311/2013 - 2 jours sans nouvelles...
Jeudi, 7 Novembre 2013 - 311/2013 - 2 jours sans nouvelles...
Une horreur. Pascal avait été froid mardi soir, chacun de ses mots ont fait mouches. Plus il était calme, plus je m’énervais. Et je crois que je regrettais un peu d'avoir couché avec Thomas. Enfin, surtout d'y avoir pris tant de plaisir... Si Pascal l'apprend, je suis fichue.

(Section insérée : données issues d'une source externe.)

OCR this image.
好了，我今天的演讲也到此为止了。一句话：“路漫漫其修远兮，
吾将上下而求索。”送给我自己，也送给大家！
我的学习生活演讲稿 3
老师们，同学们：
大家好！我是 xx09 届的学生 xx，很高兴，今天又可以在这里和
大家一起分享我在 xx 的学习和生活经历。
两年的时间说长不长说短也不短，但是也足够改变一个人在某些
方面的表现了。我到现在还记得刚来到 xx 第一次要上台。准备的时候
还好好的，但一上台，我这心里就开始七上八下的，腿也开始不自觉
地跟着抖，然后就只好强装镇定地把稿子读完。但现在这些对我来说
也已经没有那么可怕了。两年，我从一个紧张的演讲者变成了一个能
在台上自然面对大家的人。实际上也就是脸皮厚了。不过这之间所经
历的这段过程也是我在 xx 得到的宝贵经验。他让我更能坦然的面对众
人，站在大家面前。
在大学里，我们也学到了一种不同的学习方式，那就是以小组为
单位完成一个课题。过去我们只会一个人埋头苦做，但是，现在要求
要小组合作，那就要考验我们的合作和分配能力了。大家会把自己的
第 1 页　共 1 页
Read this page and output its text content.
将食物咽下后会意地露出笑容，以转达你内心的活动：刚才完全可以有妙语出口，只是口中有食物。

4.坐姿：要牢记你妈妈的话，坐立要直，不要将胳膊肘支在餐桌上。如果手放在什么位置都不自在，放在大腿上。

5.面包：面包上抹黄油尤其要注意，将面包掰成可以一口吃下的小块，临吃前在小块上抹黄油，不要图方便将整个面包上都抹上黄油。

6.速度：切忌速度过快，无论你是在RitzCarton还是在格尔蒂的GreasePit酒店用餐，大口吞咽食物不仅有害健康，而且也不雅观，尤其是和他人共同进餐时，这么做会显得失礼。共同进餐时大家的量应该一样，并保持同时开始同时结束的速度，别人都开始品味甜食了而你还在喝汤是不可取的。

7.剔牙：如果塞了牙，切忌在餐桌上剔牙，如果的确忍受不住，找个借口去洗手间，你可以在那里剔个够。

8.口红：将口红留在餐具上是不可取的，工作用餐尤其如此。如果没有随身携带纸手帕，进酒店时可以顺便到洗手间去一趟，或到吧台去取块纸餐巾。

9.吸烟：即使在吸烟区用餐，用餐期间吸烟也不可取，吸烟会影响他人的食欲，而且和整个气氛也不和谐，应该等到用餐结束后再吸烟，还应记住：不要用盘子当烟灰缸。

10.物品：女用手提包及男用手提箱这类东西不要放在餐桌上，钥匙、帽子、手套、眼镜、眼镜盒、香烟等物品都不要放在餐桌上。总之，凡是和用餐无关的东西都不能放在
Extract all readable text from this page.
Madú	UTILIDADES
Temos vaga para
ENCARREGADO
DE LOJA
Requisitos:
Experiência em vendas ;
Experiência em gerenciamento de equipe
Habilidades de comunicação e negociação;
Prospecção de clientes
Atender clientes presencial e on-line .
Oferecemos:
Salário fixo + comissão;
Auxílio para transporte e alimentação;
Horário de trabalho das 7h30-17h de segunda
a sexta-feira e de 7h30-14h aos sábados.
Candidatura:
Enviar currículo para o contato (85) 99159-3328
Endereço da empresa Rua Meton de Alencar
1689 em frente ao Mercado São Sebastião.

J’ai dit des choses que je ne pensais pas. J’ai crié. L’ai traité par moment avec mépris. Lui que j’aime plus que ma vie, que je respecte. En larmes, je suis rentrée me réfugier chez moi. Mon coeur saignait, brûlait de douleur. Je déteste les disputes. Déteste toutes les horreurs que je lui ai balancé.
J’avais mal à en crever. Le pire, c’est que je n’étais pas fâchée avec Thomas. Thomas cherchait seulement à me défendre. J’attendais que Pascal me rappelle. Deux jours sans donner signe de vie. Horrible. Il ne répondait pas à son natel, ni à mes messages. Un gouffre s’est creusé dans ma poitrine, et j’avais du mal à respirer. La peur de ne plus jamais le revoir était si terrifiante que l’air me manquait. L’idée même m’était insupportable. J’étouffais de douleur.
Deux jours… Tout ce temps perdu… Tout ce temps où je n’étais pas dans ses bras. Où je ne pouvais pas l’appeler juste pour l’entendre, ou juste… Arf, je voulais le voir. Je suis sûre qu’on pourrait tout arranger si on se voyait et qu’on prenait le temps de discuter. J’aurai dû me couper la langue.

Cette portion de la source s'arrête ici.